Le blues de la blouse bleue de l'apprenti, pas encore apprenant...

07 mai 2008, 12:00

Une blouse neuve, un bleu de travail fraîchement lavé par ma mère pour adoucir le col rêche. L'odeur du produit de lessive allait m'accompagner lors de ma première journée passée dans une imprimerie. Quatre ans d'apprentissage à tirer. «C'est rien dans la vie d'un homme», m'avait rassuré un sage.

Avec une âme d'écolier, je regardais tourner les machines, les mains dans les poches.

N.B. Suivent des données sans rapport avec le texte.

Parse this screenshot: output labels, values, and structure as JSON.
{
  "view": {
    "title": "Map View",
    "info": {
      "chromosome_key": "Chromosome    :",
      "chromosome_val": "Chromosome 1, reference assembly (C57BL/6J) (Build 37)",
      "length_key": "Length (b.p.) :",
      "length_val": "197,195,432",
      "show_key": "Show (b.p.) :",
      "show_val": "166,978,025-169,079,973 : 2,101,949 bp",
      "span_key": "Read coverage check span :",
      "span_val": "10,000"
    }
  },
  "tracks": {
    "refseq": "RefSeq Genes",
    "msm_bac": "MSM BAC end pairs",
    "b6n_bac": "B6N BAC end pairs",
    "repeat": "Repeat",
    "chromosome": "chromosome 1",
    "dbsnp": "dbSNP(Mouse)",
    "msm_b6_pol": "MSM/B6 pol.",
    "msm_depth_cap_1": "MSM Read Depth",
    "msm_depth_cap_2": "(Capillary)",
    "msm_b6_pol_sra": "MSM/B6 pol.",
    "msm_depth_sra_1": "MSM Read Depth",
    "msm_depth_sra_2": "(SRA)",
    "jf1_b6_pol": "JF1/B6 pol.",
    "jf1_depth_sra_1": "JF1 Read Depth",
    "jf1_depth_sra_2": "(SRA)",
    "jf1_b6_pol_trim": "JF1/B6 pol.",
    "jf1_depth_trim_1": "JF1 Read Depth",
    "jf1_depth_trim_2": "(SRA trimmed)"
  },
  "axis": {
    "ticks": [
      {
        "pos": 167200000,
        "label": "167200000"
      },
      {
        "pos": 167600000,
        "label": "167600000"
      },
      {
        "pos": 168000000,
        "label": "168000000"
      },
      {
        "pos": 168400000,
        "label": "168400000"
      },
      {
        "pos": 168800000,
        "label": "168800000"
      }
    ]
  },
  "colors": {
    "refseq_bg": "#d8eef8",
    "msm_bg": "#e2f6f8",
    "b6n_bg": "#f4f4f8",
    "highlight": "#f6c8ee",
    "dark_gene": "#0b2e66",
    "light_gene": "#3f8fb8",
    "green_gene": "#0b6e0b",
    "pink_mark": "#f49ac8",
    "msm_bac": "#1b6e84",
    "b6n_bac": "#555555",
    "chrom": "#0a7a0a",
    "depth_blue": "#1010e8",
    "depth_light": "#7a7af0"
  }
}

C'est là que j'encaissai la première remarque du patron: «On ne fait pas ça ici!» Malhabile pour tirer ma première épreuve au rouleau encreur, je me précipitai au lavabo. Le deuxième reproche fut: «Un bon ouvrier ne se lave jamais les mains avant l'heure.» Il est vrai que les typographes s'essuyaient avec de l'étoupe et de la benzine.

Je retournai à la salle de composition en sifflotant un air à la mode de 1964. Le chef: «On ne siffle pas au boulot!» L'entrée dans le monde du travail avait commencé. Le fait d'avoir chanté aux promos «L'école est finie» devant le directeur du collège en narguant le corps enseignant n'avait pas fait de moi un adulte. Il fallait encore me mettre dans le moule. Et la routine est venue s'installer, les caractères en plomb abandonnés pour la photocomposition, reléguée ensuite par l'ordinateur. De recyclage en recyclage, le métier de base a disparu. Ne restent que les lettres et les mots qu'il faut toujours décortiquer. Et soudain, le chiffre 4 qui réapparaît: plus que quatre ans à tirer. Il est passé où le sage qui m'avait dit: «C'est rien dans la vie d'un homme»?